Aiming for variety isn’t about changing the way you work; in fact, having a solid niche is a great way to establish yourself as a Contributor. Instead, it’s about making small, everyday choices that ensure your photos will appeal to a large cross-section of buyers. If you can get your photos to show up across more than one category or content vertical, like “travel,” “landscape,” and “people,” you’re on the right track.
“If you’re a landscape photographer, it’s not that difficult to introduce a model or two into your shoot,” Paul explains. “Sure, it’s painful to collect a model release and coordinate another human on your shoot, but it never hurts to add a human element to your work. This can improve the image’s commercial viability.”
Licensing briefs and trending topics shouldn’t run your life, but you should hold them in the back of your mind. If you’re able to introduce some of them into a shoot you’ve already planned for a client or personal project, even better. Grab a few extra images for your Licensing collection if and when the opportunity presents itself. Your next best-seller could surprise you.
“Start with what you have at your disposal and focus on commercial images that can be used by advertisers and publishers to sell a product or service,” Paul continues. “These are images that have a message, have space for words, are versatile, and are technically sound. If you can picture it being used for an advertisement (digital or print), billboard, or book cover, you’ve got a commercial image.”
Submit as many images as you can, but be deliberate and intentional in your approach. Stay objective, and skip any shots that aren’t up to par—technically or conceptually.
“When you’re selecting from similar images, ask yourself, ‘Which are the most versatile?’” Paul advises. “Submit the images you think best represent the idea or object you’re portraying, and consider fresh interpretations of common subjects.
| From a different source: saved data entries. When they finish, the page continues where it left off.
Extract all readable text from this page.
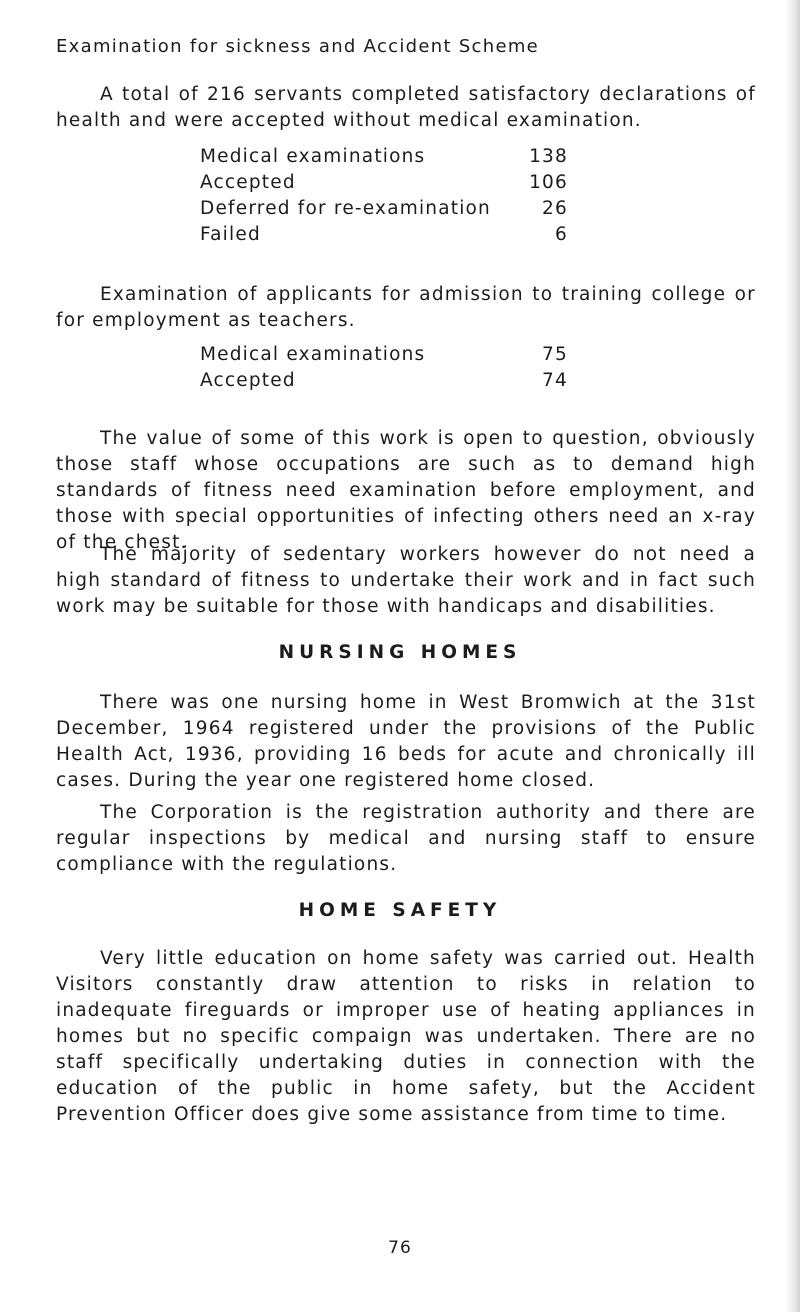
Examination for sickness and Accident Scheme

A total of 216 servants completed satisfactory declarations of health and were accepted without medical examination.

Medical examinations	138
Accepted	106
Deferred for re-examination	26
Failed	6

Examination of applicants for admission to training college or for employment as teachers.

Medical examinations	75
Accepted	74

The value of some of this work is open to question, obviously those staff whose occupations are such as to demand high standards of fitness need examination before employment, and those with special opportunities of infecting others need an x-ray of the chest.

The majority of sedentary workers however do not need a high standard of fitness to undertake their work and in fact such work may be suitable for those with handicaps and disabilities.

NURSING HOMES

There was one nursing home in West Bromwich at the 31st December, 1964 registered under the provisions of the Public Health Act, 1936, providing 16 beds for acute and chronically ill cases. During the year one registered home closed.

The Corporation is the registration authority and there are regular inspections by medical and nursing staff to ensure compliance with the regulations.

HOME SAFETY

Very little education on home safety was carried out. Health Visitors constantly draw attention to risks in relation to inadequate fireguards or improper use of heating appliances in homes but no specific compaign was undertaken. There are no staff specifically undertaking duties in connection with the education of the public in home safety, but the Accident Prevention Officer does give some assistance from time to time.

76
There are photos of almost everything imaginable, but clients are always looking for reinventions of the most-used themes.”
The quality of your photos is just as important as quantity. The better the image, the longer its shelf-life. “Authentic images that feature real and believable scenes—but also display an attention to production value—are always in style,” Paul says. These are the kinds of photos that sell month-after-month, even as you add newer images to your roster.
To build a portfolio with long-term earning potential, combine timeless topics with hot, trending ones. Submitting too few images is a common mistake made by new Licensing Contributors, but it’s almost impossible to submit too many.
Remember: the best portfolios are those that grow and expand over time, not those that stay exactly the same.
*Photographers earn 60% from the purchase of images sold exclusively through 500px. This means that they are not available for Licensing anywhere else. Non-exclusive images fetch 30% for the photographer.